Asia Leads in Institutional Adoption of Digital Assets
The latest Institutional Investor Digital Assets Study by Fidelity Digital Assets included responses from Asian investors for the first time this past year, and found they were far more accepting of digital assets than their US and European counterparts. Of the 299 Asian institutional investors surveyed, 71% had adopted digital assets, with 9 in 10 indicating they were actively exploring opportunities. This compares to digital asset adoption among 56% of the European institutional investors surveyed and 33% of the US ones.
There was also significant divergence in opinion among Asian investors when asked about more nuanced aspects of digital assets, such as arbitrate and yield opportunities. The study concluded that the differentiated interest in these more complex spaces of the digital asset market is yet another way in which Asian institutional investors are ahead of the curve relative to the West within this asset class.
“Asia was definitely an early mover when it came to institutional focus on digital assets, but the rest of the world is starting to catch up,” observed Samar Sen, head of Asia at US-based crypto-trading engineering company Talos. Until recently, “unless an investment firm launched as a digital-native crypto fund, it was challenging to enter the market in a significant way due to concerns around security, custody, liquidity, settlement, regulation, AML and so on,” he added. “These have largely been addressed over the past few years with the help of firms like Talos, and we are now seeing the largest institutional investors enter the markets at scale, in Asia and globally.”
A few jurisdictions are vying for the position of Asia’s crypto hub, including Singapore and Hong Kong. “Singapore has emerged as one of, if not the, leading crypto hubs in the world, for a few reasons,” commented Sen. “Obviously, it starts with its progressive regulatory stance on digital assets, its business-friendly climate, and its strong fintech ecosystem and talent base.
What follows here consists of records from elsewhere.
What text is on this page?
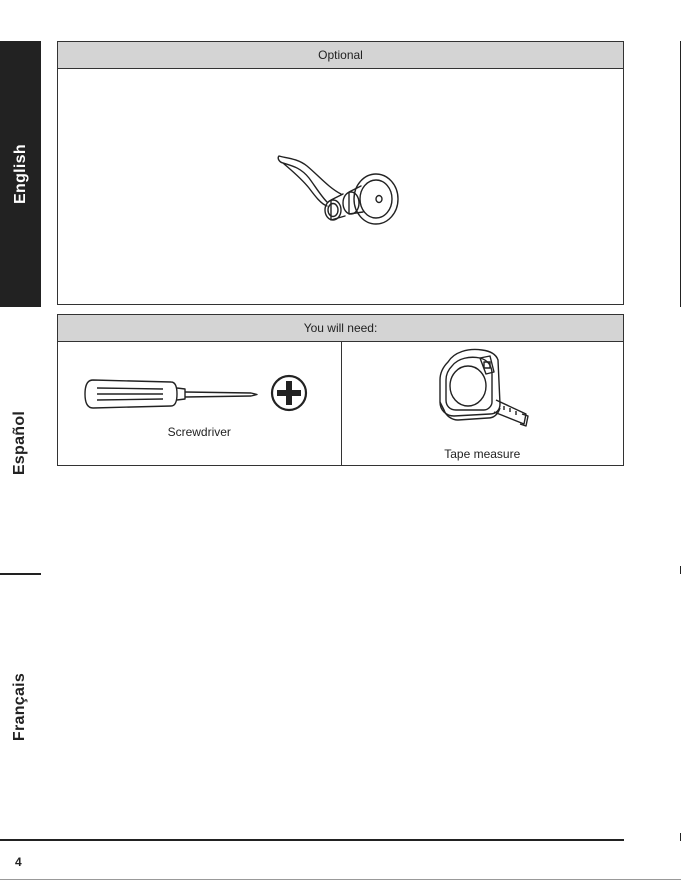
English
Español
Français
Optional
You will need:
Screwdriver
Tape measure
4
Beyond that, we’ve also seen that positive regulation around digital assets can bring a lot of crypto innovation – Singapore is an example, as is the US, UK, Switzerland, Germany, Hong Kong and so on. Finally, crypto is obviously a 24/7 market, so given Singapore’s 12-hour offset from New York it’s an ideal location for Talos to situate a secondary support hub as we introduce a follow-the-sun support model for our clients.”
One way in which Asia lags the West, however, is in its lack of crypto ETPs. Following the launch of several bitcoin ETFs in the US and Canada and other crypto ETP listings in Europe, the Asia Pacific market appears ripe for crypto funds. “Asset managers in the region are actively looking to explore opportunities and having an understanding of the regulators attitude towards these products will be an important consideration,” noted Irfan Ahmad, APAC Product Head at State Street Digital.
Those attitudes diverge considerably across Asia. Singapore has started granting regulatory consent to service providers of virtual assets under its the Payment Services Act, and security tokens under the Securities and Futures Act. China has gone in the opposite direction, declaring all crypto-related transactions in the country are illegal, including services provided by offshore exchanges.
Despite such inconsistencies, Asia as a whole is a dominant force in crypto. Ahmad pointed to a Chainalysis report that found 40% of the bitcoin on-chain activity conducted on the top 50 exchanges originates in Asia Pacific. “To date, investors in the region seeking exposure to crypto assets ─ such as hedge funds and family offices ꟷ have turned to private funds, that are commonly domiciled in offshore jurisdictions, and make use of alternative fund structures,” he explained. “Those asset managers looking to launch ETFs, may see initial participation in crypto via alternative funds as a means of not only testing market demand but also reassuring regulators about the issuance of mainstream ETF structures for crypto in their markets.”
As for the impediments to introducing listed funds to the region, “regulators have continued to voice concerns about pricing of crypto assets, which is yet to be standardized. Further, some markets do not yet have clear rules in place to facilitate this. The significant volatility of the underlying assets is another concern that complicates ETF approval. While crypto ETFs would trade on exchanges and be subject to trading hour restrictions, cryptocurrencies can be traded 24/7, leading to fears of how investors could be negatively impacted with no real-time exit option,” he noted.
Ahmad revealed that while regulators in Asia Pacific remain undecided about approving ETF issuance, a number of them are granting Recognized Market Operator (RMO) licenses to newly established digital asset exchanges. These can operate as private exchanges to begin with and will limit membership to accredited and institutional investors. Eventually, these exchanges could play a pivotal role in the development of the ETF market in the region.